このためには、道路トポロジおよびジオメトリデータが含まれているデータセットからデータを読み取り、 3 つのデータソースに保存する必要があります。各データソースは、入力カタログを作成するときに上記で定義したいずれかのレイヤータイプおよびデータ形式に対応しています。
/*
* Copyright (c) 2018-2023 HERE Europe B.V.
*
* Licensed under the Apache License, Version 2.0 (the "License");
* you may not use this file except in compliance with the License.
* You may obtain a copy of the License at
*
* http://www.apache.org/licenses/LICENSE-2.0
*
* Unless required by applicable law or agreed to in writing, software
* distributed under the License is distributed on an "AS IS" BASIS,
* WITHOUT WARRANTIES OR CONDITIONS OF ANY KIND, either express or implied.
* See the License for the specific language governing permissions and
* limitations under the License.
*/
import com.here.platform.data.client.spark.LayerDataFrameReader.SparkSessionExt
import com.here.platform.data.client.spark.LayerDataFrameWriter.DataFrameExt
import com.here.platform.pipeline.PipelineContext
import org.apache.spark.sql.functions._
import org.apache.spark.sql.{Row, SparkSession}
import com.here.platform.data.client.spark.scaladsl.{
GroupedData,
VersionedDataConverter,
VersionedRowMetadata
}
import org.slf4j.LoggerFactory
object DataSourcesSetupScala extends App {
private val logger = LoggerFactory.getLogger(DataSourcesSetupScala.getClass)
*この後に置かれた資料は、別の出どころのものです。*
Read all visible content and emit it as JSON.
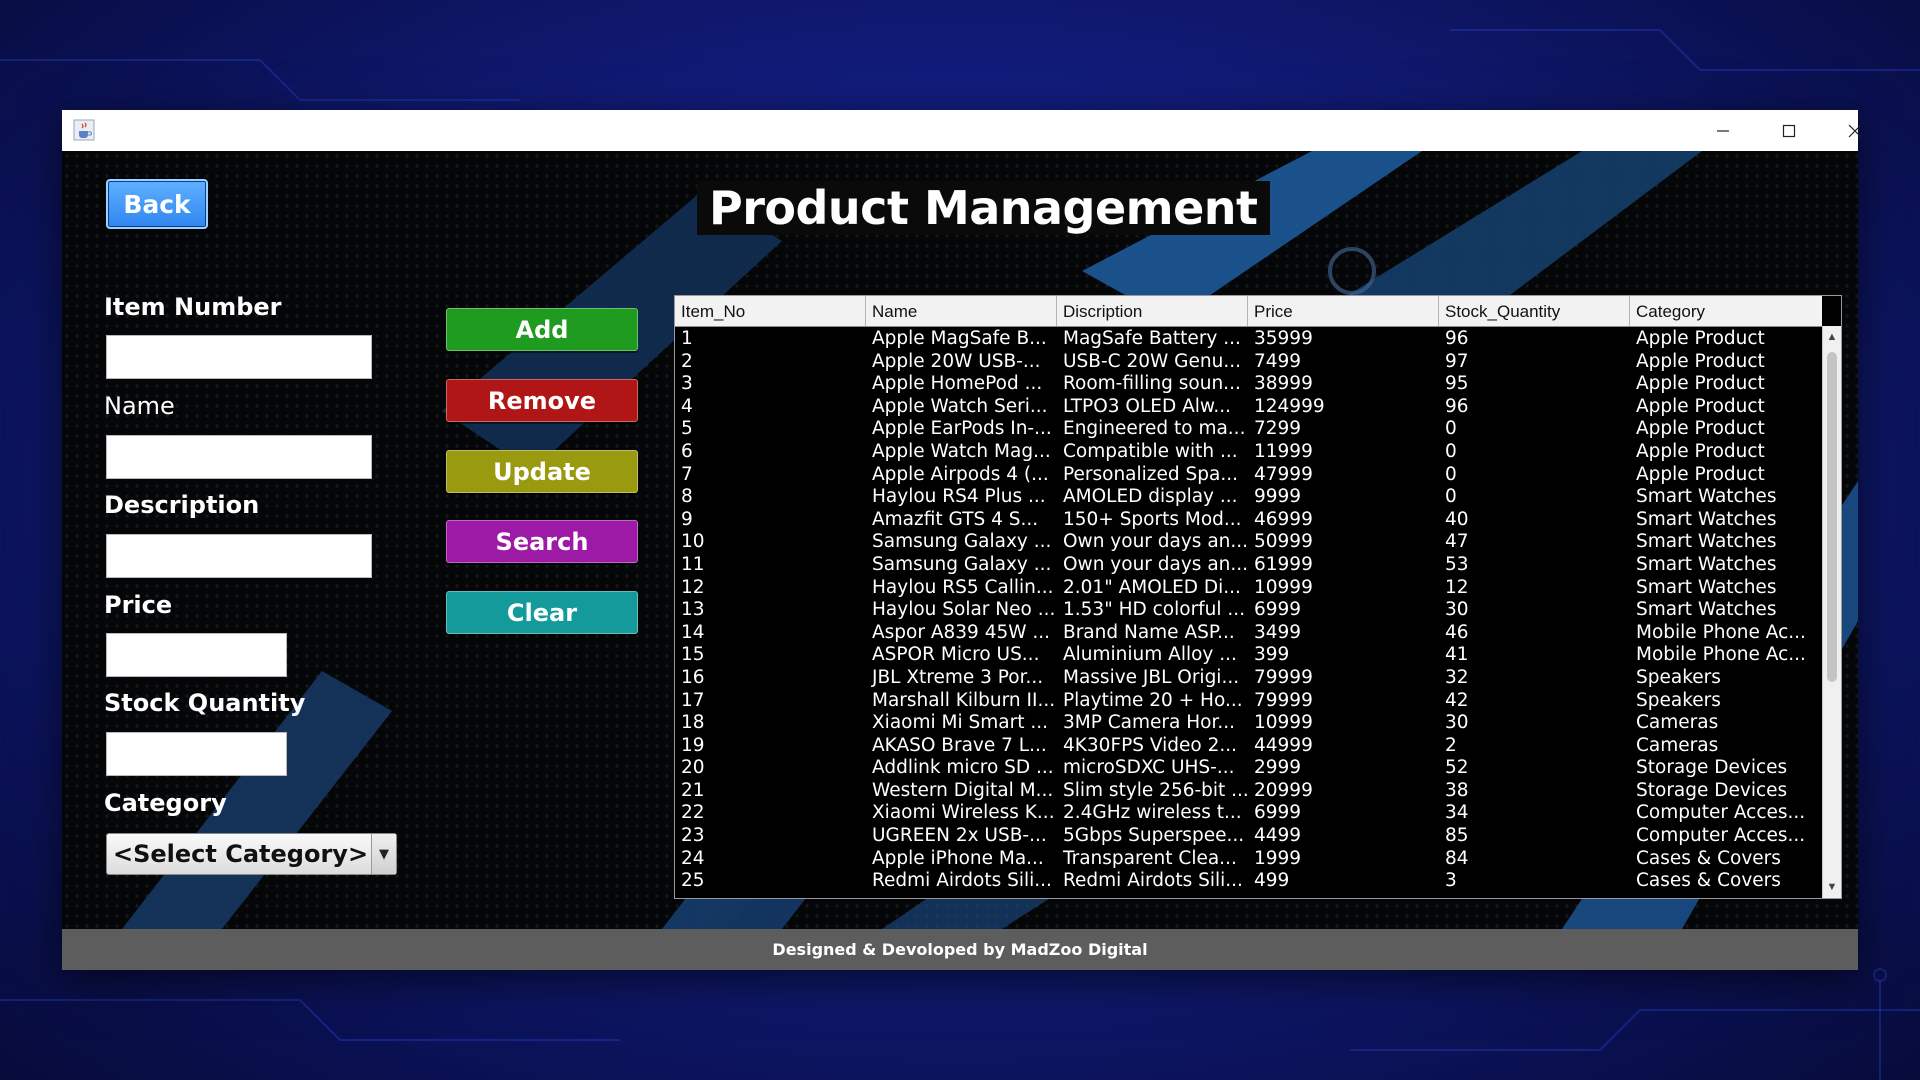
{
  "window": {
    "icon": "java-cup-icon",
    "controls": [
      "minimize-icon",
      "maximize-icon",
      "close-icon"
    ]
  },
  "header": {
    "back_label": "Back",
    "title": "Product Management"
  },
  "form": {
    "item_number_label": "Item Number",
    "item_number_value": "",
    "name_label": "Name",
    "name_value": "",
    "description_label": "Description",
    "description_value": "",
    "price_label": "Price",
    "price_value": "",
    "stock_label": "Stock Quantity",
    "stock_value": "",
    "category_label": "Category",
    "category_selected": "<Select Category>"
  },
  "actions": {
    "add": {
      "label": "Add",
      "color": "#1f9c1f"
    },
    "remove": {
      "label": "Remove",
      "color": "#b11616"
    },
    "update": {
      "label": "Update",
      "color": "#9a9a10"
    },
    "search": {
      "label": "Search",
      "color": "#9c1aa6"
    },
    "clear": {
      "label": "Clear",
      "color": "#159a9c"
    }
  },
  "table": {
    "columns": [
      "Item_No",
      "Name",
      "Discription",
      "Price",
      "Stock_Quantity",
      "Category"
    ],
    "rows": [
      [
        "1",
        "Apple MagSafe B...",
        "MagSafe Battery ...",
        "35999",
        "96",
        "Apple Product"
      ],
      [
        "2",
        "Apple 20W USB-...",
        "USB-C 20W Genu...",
        "7499",
        "97",
        "Apple Product"
      ],
      [
        "3",
        "Apple HomePod ...",
        "Room-filling soun...",
        "38999",
        "95",
        "Apple Product"
      ],
      [
        "4",
        "Apple Watch Seri...",
        "LTPO3 OLED Alw...",
        "124999",
        "96",
        "Apple Product"
      ],
      [
        "5",
        "Apple EarPods In-...",
        "Engineered to ma...",
        "7299",
        "0",
        "Apple Product"
      ],
      [
        "6",
        "Apple Watch Mag...",
        "Compatible with ...",
        "11999",
        "0",
        "Apple Product"
      ],
      [
        "7",
        "Apple Airpods 4 (...",
        "Personalized Spa...",
        "47999",
        "0",
        "Apple Product"
      ],
      [
        "8",
        "Haylou RS4 Plus ...",
        "AMOLED display ...",
        "9999",
        "0",
        "Smart Watches"
      ],
      [
        "9",
        "Amazfit GTS 4 S...",
        "150+ Sports Mod...",
        "46999",
        "40",
        "Smart Watches"
      ],
      [
        "10",
        "Samsung Galaxy ...",
        "Own your days an...",
        "50999",
        "47",
        "Smart Watches"
      ],
      [
        "11",
        "Samsung Galaxy ...",
        "Own your days an...",
        "61999",
        "53",
        "Smart Watches"
      ],
      [
        "12",
        "Haylou RS5 Callin...",
        "2.01\" AMOLED Di...",
        "10999",
        "12",
        "Smart Watches"
      ],
      [
        "13",
        "Haylou Solar Neo ...",
        "1.53\" HD colorful ...",
        "6999",
        "30",
        "Smart Watches"
      ],
      [
        "14",
        "Aspor A839 45W ...",
        "Brand Name ASP...",
        "3499",
        "46",
        "Mobile Phone Ac..."
      ],
      [
        "15",
        "ASPOR Micro US...",
        "Aluminium Alloy ...",
        "399",
        "41",
        "Mobile Phone Ac..."
      ],
      [
        "16",
        "JBL Xtreme 3 Por...",
        "Massive JBL Origi...",
        "79999",
        "32",
        "Speakers"
      ],
      [
        "17",
        "Marshall Kilburn II...",
        "Playtime 20 + Ho...",
        "79999",
        "42",
        "Speakers"
      ],
      [
        "18",
        "Xiaomi Mi Smart ...",
        "3MP Camera Hor...",
        "10999",
        "30",
        "Cameras"
      ],
      [
        "19",
        "AKASO Brave 7 L...",
        "4K30FPS Video 2...",
        "44999",
        "2",
        "Cameras"
      ],
      [
        "20",
        "Addlink micro SD ...",
        "microSDXC UHS-...",
        "2999",
        "52",
        "Storage Devices"
      ],
      [
        "21",
        "Western Digital M...",
        "Slim style 256-bit ...",
        "20999",
        "38",
        "Storage Devices"
      ],
      [
        "22",
        "Xiaomi Wireless K...",
        "2.4GHz wireless t...",
        "6999",
        "34",
        "Computer Acces..."
      ],
      [
        "23",
        "UGREEN 2x USB-...",
        "5Gbps Superspee...",
        "4499",
        "85",
        "Computer Acces..."
      ],
      [
        "24",
        "Apple iPhone Ma...",
        "Transparent Clea...",
        "1999",
        "84",
        "Cases & Covers"
      ],
      [
        "25",
        "Redmi Airdots Sili...",
        "Redmi Airdots Sili...",
        "499",
        "3",
        "Cases & Covers"
      ]
    ]
  },
  "footer": {
    "text": "Designed & Devoloped by MadZoo Digital"
  }
}
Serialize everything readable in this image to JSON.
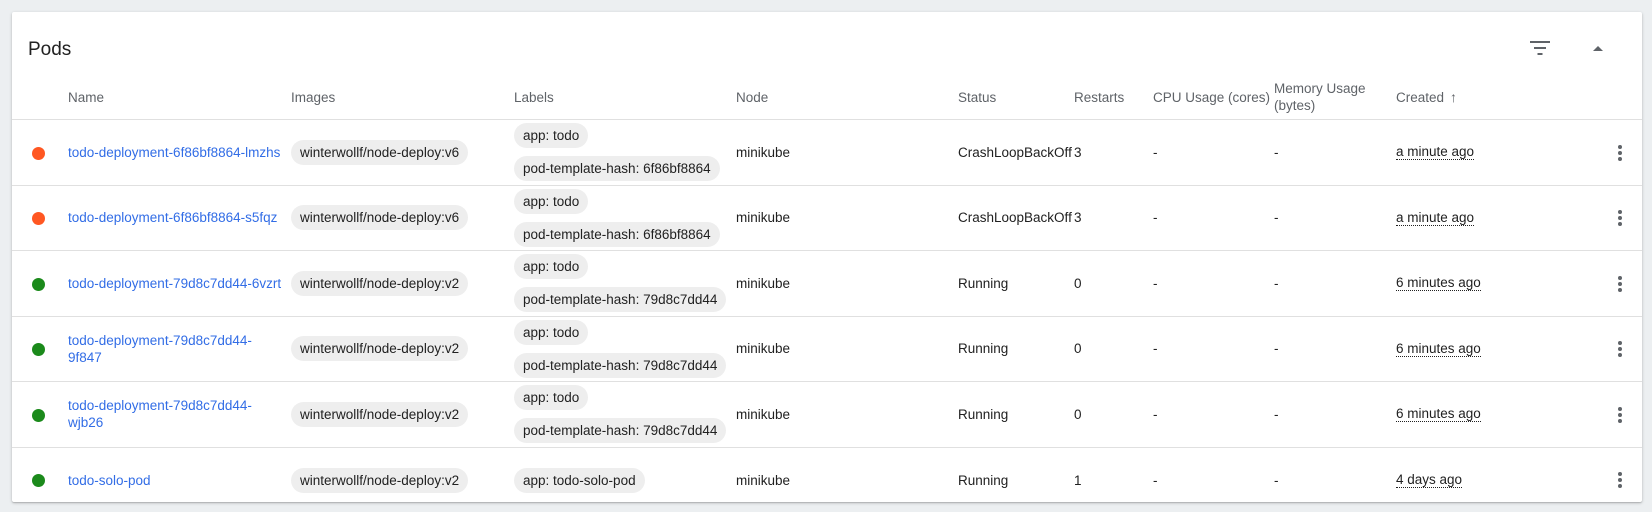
{
  "card": {
    "title": "Pods"
  },
  "columns": {
    "name": "Name",
    "images": "Images",
    "labels": "Labels",
    "node": "Node",
    "status": "Status",
    "restarts": "Restarts",
    "cpu": "CPU Usage (cores)",
    "memory_line1": "Memory Usage",
    "memory_line2": "(bytes)",
    "created": "Created"
  },
  "colors": {
    "error": "#ff5722",
    "running": "#1b8a1b",
    "link": "#326de6"
  },
  "pods": [
    {
      "status_color": "error",
      "name_lines": [
        "todo-deployment-6f86bf8864-lmzhs"
      ],
      "image": "winterwollf/node-deploy:v6",
      "labels": [
        "app: todo",
        "pod-template-hash: 6f86bf8864"
      ],
      "node": "minikube",
      "status": "CrashLoopBackOff",
      "restarts": "3",
      "cpu": "-",
      "memory": "-",
      "created": "a minute ago"
    },
    {
      "status_color": "error",
      "name_lines": [
        "todo-deployment-6f86bf8864-s5fqz"
      ],
      "image": "winterwollf/node-deploy:v6",
      "labels": [
        "app: todo",
        "pod-template-hash: 6f86bf8864"
      ],
      "node": "minikube",
      "status": "CrashLoopBackOff",
      "restarts": "3",
      "cpu": "-",
      "memory": "-",
      "created": "a minute ago"
    },
    {
      "status_color": "running",
      "name_lines": [
        "todo-deployment-79d8c7dd44-6vzrt"
      ],
      "image": "winterwollf/node-deploy:v2",
      "labels": [
        "app: todo",
        "pod-template-hash: 79d8c7dd44"
      ],
      "node": "minikube",
      "status": "Running",
      "restarts": "0",
      "cpu": "-",
      "memory": "-",
      "created": "6 minutes ago"
    },
    {
      "status_color": "running",
      "name_lines": [
        "todo-deployment-79d8c7dd44-",
        "9f847"
      ],
      "image": "winterwollf/node-deploy:v2",
      "labels": [
        "app: todo",
        "pod-template-hash: 79d8c7dd44"
      ],
      "node": "minikube",
      "status": "Running",
      "restarts": "0",
      "cpu": "-",
      "memory": "-",
      "created": "6 minutes ago"
    },
    {
      "status_color": "running",
      "name_lines": [
        "todo-deployment-79d8c7dd44-",
        "wjb26"
      ],
      "image": "winterwollf/node-deploy:v2",
      "labels": [
        "app: todo",
        "pod-template-hash: 79d8c7dd44"
      ],
      "node": "minikube",
      "status": "Running",
      "restarts": "0",
      "cpu": "-",
      "memory": "-",
      "created": "6 minutes ago"
    },
    {
      "status_color": "running",
      "name_lines": [
        "todo-solo-pod"
      ],
      "image": "winterwollf/node-deploy:v2",
      "labels": [
        "app: todo-solo-pod"
      ],
      "node": "minikube",
      "status": "Running",
      "restarts": "1",
      "cpu": "-",
      "memory": "-",
      "created": "4 days ago"
    }
  ]
}
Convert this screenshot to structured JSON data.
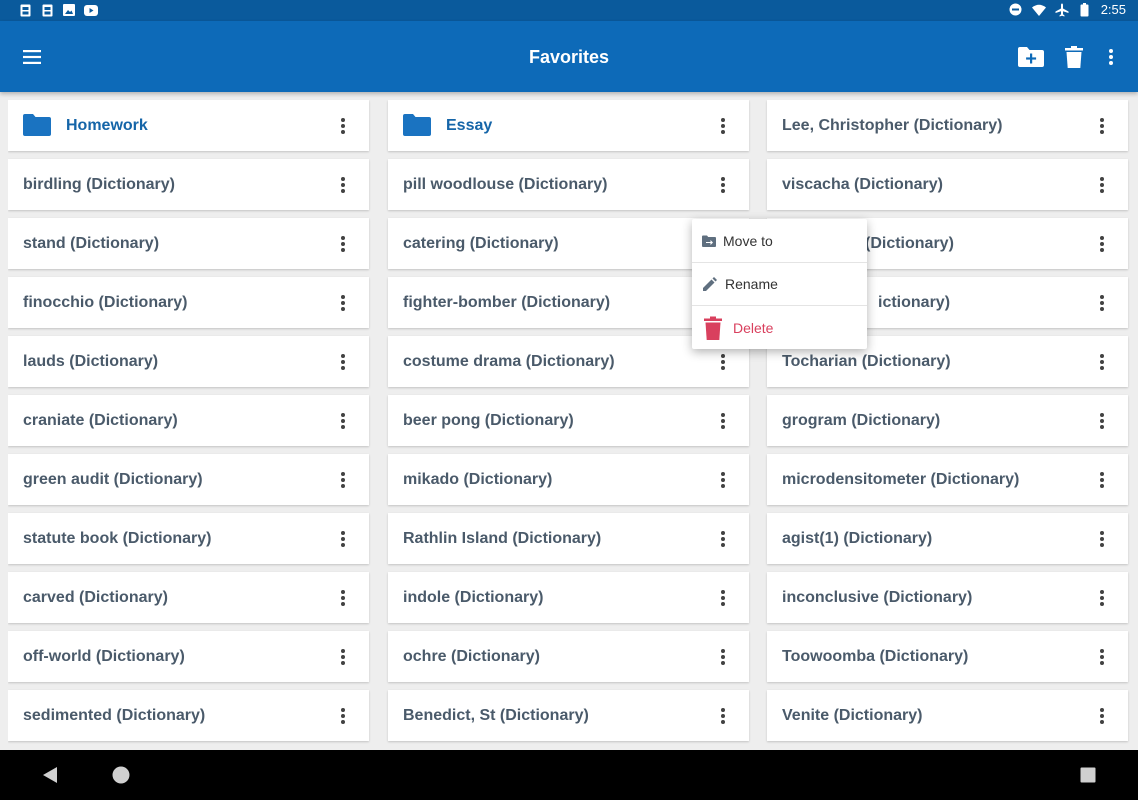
{
  "status_bar": {
    "time": "2:55",
    "left_icons": [
      "sim-icon",
      "sim-icon",
      "image-icon",
      "youtube-icon"
    ],
    "right_icons": [
      "dnd-icon",
      "wifi-icon",
      "airplane-icon",
      "battery-icon"
    ]
  },
  "app_bar": {
    "title": "Favorites",
    "menu_icon": "hamburger-menu-icon",
    "actions": [
      "new-folder-icon",
      "delete-icon",
      "more-vert-icon"
    ]
  },
  "columns": [
    {
      "items": [
        {
          "label": "Homework",
          "type": "folder"
        },
        {
          "label": "birdling (Dictionary)",
          "type": "entry"
        },
        {
          "label": "stand (Dictionary)",
          "type": "entry"
        },
        {
          "label": "finocchio (Dictionary)",
          "type": "entry"
        },
        {
          "label": "lauds (Dictionary)",
          "type": "entry"
        },
        {
          "label": "craniate (Dictionary)",
          "type": "entry"
        },
        {
          "label": "green audit (Dictionary)",
          "type": "entry"
        },
        {
          "label": "statute book (Dictionary)",
          "type": "entry"
        },
        {
          "label": "carved (Dictionary)",
          "type": "entry"
        },
        {
          "label": "off-world (Dictionary)",
          "type": "entry"
        },
        {
          "label": "sedimented (Dictionary)",
          "type": "entry"
        }
      ]
    },
    {
      "items": [
        {
          "label": "Essay",
          "type": "folder"
        },
        {
          "label": "pill woodlouse (Dictionary)",
          "type": "entry"
        },
        {
          "label": "catering (Dictionary)",
          "type": "entry"
        },
        {
          "label": "fighter-bomber (Dictionary)",
          "type": "entry"
        },
        {
          "label": "costume drama (Dictionary)",
          "type": "entry"
        },
        {
          "label": "beer pong (Dictionary)",
          "type": "entry"
        },
        {
          "label": "mikado (Dictionary)",
          "type": "entry"
        },
        {
          "label": "Rathlin Island (Dictionary)",
          "type": "entry"
        },
        {
          "label": "indole (Dictionary)",
          "type": "entry"
        },
        {
          "label": "ochre (Dictionary)",
          "type": "entry"
        },
        {
          "label": "Benedict, St (Dictionary)",
          "type": "entry"
        }
      ]
    },
    {
      "items": [
        {
          "label": "Lee, Christopher (Dictionary)",
          "type": "entry"
        },
        {
          "label": "viscacha (Dictionary)",
          "type": "entry"
        },
        {
          "label": "(Dictionary)",
          "type": "entry"
        },
        {
          "label": "ictionary)",
          "type": "entry"
        },
        {
          "label": "Tocharian (Dictionary)",
          "type": "entry"
        },
        {
          "label": "grogram (Dictionary)",
          "type": "entry"
        },
        {
          "label": "microdensitometer (Dictionary)",
          "type": "entry"
        },
        {
          "label": "agist(1) (Dictionary)",
          "type": "entry"
        },
        {
          "label": "inconclusive (Dictionary)",
          "type": "entry"
        },
        {
          "label": "Toowoomba (Dictionary)",
          "type": "entry"
        },
        {
          "label": "Venite (Dictionary)",
          "type": "entry"
        }
      ]
    }
  ],
  "context_menu": {
    "items": [
      {
        "label": "Move to",
        "icon": "move-to-folder-icon"
      },
      {
        "label": "Rename",
        "icon": "pencil-icon"
      },
      {
        "label": "Delete",
        "icon": "trash-icon"
      }
    ],
    "colors": {
      "delete": "#d9405e",
      "text": "#333333"
    }
  },
  "nav_bar": {
    "buttons": [
      "back-icon",
      "home-icon",
      "recents-icon"
    ]
  },
  "colors": {
    "app_bar": "#0d6ab8",
    "status_bar": "#0a5a9c",
    "folder": "#1a73c1",
    "folder_text": "#1565a8",
    "entry_text": "#4a5a6a"
  }
}
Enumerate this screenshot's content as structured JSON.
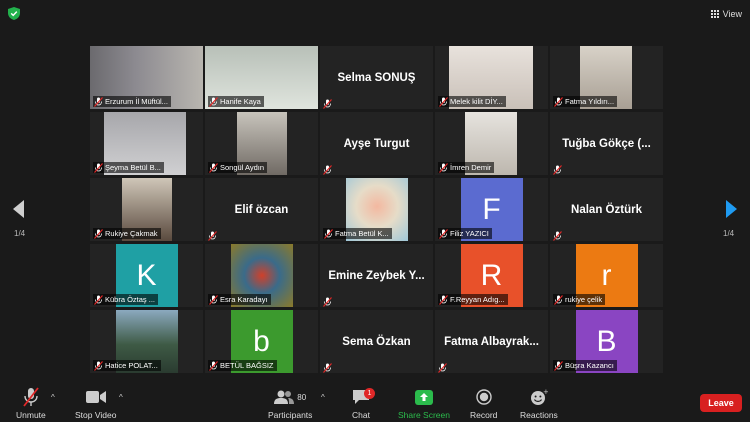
{
  "topbar": {
    "view_label": "View"
  },
  "pager": {
    "left_label": "1/4",
    "right_label": "1/4"
  },
  "participants": [
    {
      "name": "Erzurum İl Müftül...",
      "type": "video",
      "active": true
    },
    {
      "name": "Hanife Kaya",
      "type": "video"
    },
    {
      "name": "Selma SONUŞ",
      "type": "text"
    },
    {
      "name": "Melek kilit DİY...",
      "type": "video"
    },
    {
      "name": "Fatma Yıldırı...",
      "type": "video"
    },
    {
      "name": "Şeyma Betül B...",
      "type": "video"
    },
    {
      "name": "Songül Aydın",
      "type": "video"
    },
    {
      "name": "Ayşe Turgut",
      "type": "text"
    },
    {
      "name": "İmren Demir",
      "type": "video"
    },
    {
      "name": "Tuğba Gökçe (...",
      "type": "text"
    },
    {
      "name": "Rukiye Çakmak",
      "type": "video"
    },
    {
      "name": "Elif özcan",
      "type": "text"
    },
    {
      "name": "Fatma Betül K...",
      "type": "video"
    },
    {
      "name": "Filiz YAZICI",
      "type": "avatar",
      "initial": "F",
      "color": "#5b6bd0"
    },
    {
      "name": "Nalan Öztürk",
      "type": "text"
    },
    {
      "name": "Kübra Öztaş ...",
      "type": "avatar",
      "initial": "K",
      "color": "#1fa0a4"
    },
    {
      "name": "Esra Karadayı",
      "type": "video"
    },
    {
      "name": "Emine Zeybek Y...",
      "type": "text"
    },
    {
      "name": "F.Reyyan Adıg...",
      "type": "avatar",
      "initial": "R",
      "color": "#e8512a"
    },
    {
      "name": "rukiye çelik",
      "type": "avatar",
      "initial": "r",
      "color": "#ec7a12"
    },
    {
      "name": "Hatice POLAT...",
      "type": "video"
    },
    {
      "name": "BETÜL BAĞSIZ",
      "type": "avatar",
      "initial": "b",
      "color": "#3c9a2e"
    },
    {
      "name": "Sema Özkan",
      "type": "text"
    },
    {
      "name": "Fatma Albayrak...",
      "type": "text"
    },
    {
      "name": "Büşra Kazancı",
      "type": "avatar",
      "initial": "B",
      "color": "#8a45c2"
    }
  ],
  "toolbar": {
    "unmute": "Unmute",
    "stop_video": "Stop Video",
    "participants": "Participants",
    "participants_count": "80",
    "chat": "Chat",
    "chat_badge": "1",
    "share_screen": "Share Screen",
    "record": "Record",
    "reactions": "Reactions",
    "leave": "Leave"
  },
  "colors": {
    "active_border": "#d6e14b",
    "leave": "#d82020",
    "share": "#2bbb4c"
  }
}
private val pipelineContext = new PipelineContext
// Source for the archived road topology data
private val roadTopologyDataSourceCatalogHrn =
pipelineContext.config.inputCatalogs("roadTopologySource")
private val roadTopologyDataSourceLayerId = "topology-geometry"
// Data sources that will be the input for the SparkConnector application, and will be written to in the setup step
private val inputRoadTopologyCatalogHrn =
pipelineContext.config.inputCatalogs("roadTopologyInput")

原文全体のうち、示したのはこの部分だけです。